Description
Running the HBaseContext Examples available at https://github.com/apache/hbase/tree/master/hbase-spark/src/main/scala/org/apache/hadoop/hbase/spark/example/hbasecontext
If you run them in sequence, let's say you run first HBaseBulkPutExample https://github.com/apache/hbase/blob/master/hbase-spark/src/main/scala/org/apache/hadoop/hbase/spark/example/rdd/HBaseBulkPutExample.scala
and immediately after you run HBaseBulkGetExample https://github.com/apache/hbase/blob/master/hbase-spark/src/main/scala/org/apache/hadoop/hbase/spark/example/rdd/HBaseBulkGetExample.scala
You get a NullPointerException.
In the API https://github.com/apache/hbase/blob/master/hbase-spark/src/main/scala/org/apache/hadoop/hbase/spark/example/hbasecontext/HBaseBulkGetExample.scala we have:
defhbaseBulkGet(hc: HBaseContext, tableName: TableName, batchSize: Int, f: (T) ⇒ Get): RDD[(ImmutableBytesWritable, Result)]

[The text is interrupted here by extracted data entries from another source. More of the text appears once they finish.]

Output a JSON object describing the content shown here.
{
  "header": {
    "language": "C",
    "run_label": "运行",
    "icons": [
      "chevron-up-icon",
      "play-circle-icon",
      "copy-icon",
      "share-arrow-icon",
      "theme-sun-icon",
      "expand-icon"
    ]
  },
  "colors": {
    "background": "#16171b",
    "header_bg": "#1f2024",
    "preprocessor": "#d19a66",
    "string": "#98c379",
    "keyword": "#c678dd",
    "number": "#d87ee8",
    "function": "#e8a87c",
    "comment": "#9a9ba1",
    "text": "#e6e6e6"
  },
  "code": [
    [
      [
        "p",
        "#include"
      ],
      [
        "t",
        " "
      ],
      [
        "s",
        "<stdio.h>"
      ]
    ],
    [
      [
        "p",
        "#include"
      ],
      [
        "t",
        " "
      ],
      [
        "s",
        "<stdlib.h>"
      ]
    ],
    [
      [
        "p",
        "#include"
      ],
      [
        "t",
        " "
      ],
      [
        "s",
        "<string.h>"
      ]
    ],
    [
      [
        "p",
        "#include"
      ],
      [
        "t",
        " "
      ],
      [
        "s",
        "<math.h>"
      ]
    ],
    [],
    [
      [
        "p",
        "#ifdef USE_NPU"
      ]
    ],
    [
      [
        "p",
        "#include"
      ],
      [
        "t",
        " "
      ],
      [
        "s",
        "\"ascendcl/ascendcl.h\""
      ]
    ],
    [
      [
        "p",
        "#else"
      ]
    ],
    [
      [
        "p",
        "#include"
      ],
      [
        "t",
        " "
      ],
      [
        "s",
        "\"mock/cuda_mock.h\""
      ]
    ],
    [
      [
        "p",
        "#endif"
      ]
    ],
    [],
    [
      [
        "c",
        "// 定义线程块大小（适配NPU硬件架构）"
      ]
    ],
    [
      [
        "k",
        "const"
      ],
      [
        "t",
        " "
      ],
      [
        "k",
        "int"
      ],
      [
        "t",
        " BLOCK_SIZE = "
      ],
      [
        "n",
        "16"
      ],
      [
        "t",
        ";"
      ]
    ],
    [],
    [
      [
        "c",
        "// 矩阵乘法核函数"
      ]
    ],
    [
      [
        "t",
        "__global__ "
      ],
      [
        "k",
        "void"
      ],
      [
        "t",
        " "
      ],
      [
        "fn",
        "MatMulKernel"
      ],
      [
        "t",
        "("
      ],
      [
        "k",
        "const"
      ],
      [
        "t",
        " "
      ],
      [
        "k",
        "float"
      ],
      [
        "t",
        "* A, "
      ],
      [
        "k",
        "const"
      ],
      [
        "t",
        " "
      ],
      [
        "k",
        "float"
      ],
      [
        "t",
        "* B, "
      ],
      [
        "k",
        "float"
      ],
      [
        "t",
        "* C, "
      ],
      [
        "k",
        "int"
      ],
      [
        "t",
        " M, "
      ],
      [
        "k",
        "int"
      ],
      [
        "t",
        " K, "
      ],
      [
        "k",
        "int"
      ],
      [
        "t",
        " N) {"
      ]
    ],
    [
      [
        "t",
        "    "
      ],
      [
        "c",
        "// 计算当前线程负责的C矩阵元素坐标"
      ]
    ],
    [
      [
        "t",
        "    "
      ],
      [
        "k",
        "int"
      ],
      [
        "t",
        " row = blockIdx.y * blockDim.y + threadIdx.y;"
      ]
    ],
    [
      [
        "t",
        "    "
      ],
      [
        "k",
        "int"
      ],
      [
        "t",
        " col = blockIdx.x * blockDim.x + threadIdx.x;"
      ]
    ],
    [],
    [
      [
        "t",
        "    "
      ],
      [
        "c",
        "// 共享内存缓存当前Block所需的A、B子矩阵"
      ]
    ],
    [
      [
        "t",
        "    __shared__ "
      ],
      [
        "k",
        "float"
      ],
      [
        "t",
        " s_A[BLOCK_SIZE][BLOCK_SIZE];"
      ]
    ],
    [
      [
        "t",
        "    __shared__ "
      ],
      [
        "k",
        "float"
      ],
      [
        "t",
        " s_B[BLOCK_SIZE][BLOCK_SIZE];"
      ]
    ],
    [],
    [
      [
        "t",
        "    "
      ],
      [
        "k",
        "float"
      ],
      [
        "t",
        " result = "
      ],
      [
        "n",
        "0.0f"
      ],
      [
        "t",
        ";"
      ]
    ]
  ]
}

Implicit method that gives easy access to HBaseContext's bulk get. This will return a new RDD. Think about it as a RDD map function. In that every RDD value will get a new value out of HBase. That new value will populate the newly generated RDD.
hc
The hbaseContext object to identify which HBase cluster connection to use
tableName
The tableName that the put will be sent to
batchSize
How many gets to execute in a single batch
f
The function that will turn the RDD values in HBase Get objects
returns
A resulting RDD with type R objects
So it seems the function f passed to should be modified as an Scala partial function to handle the case when the Result is null.
One possible fix would be to call in an if Result.isEmpty() to make sure it isn't empty.
The API for Result.listCells expressly says it can return null if there are no results.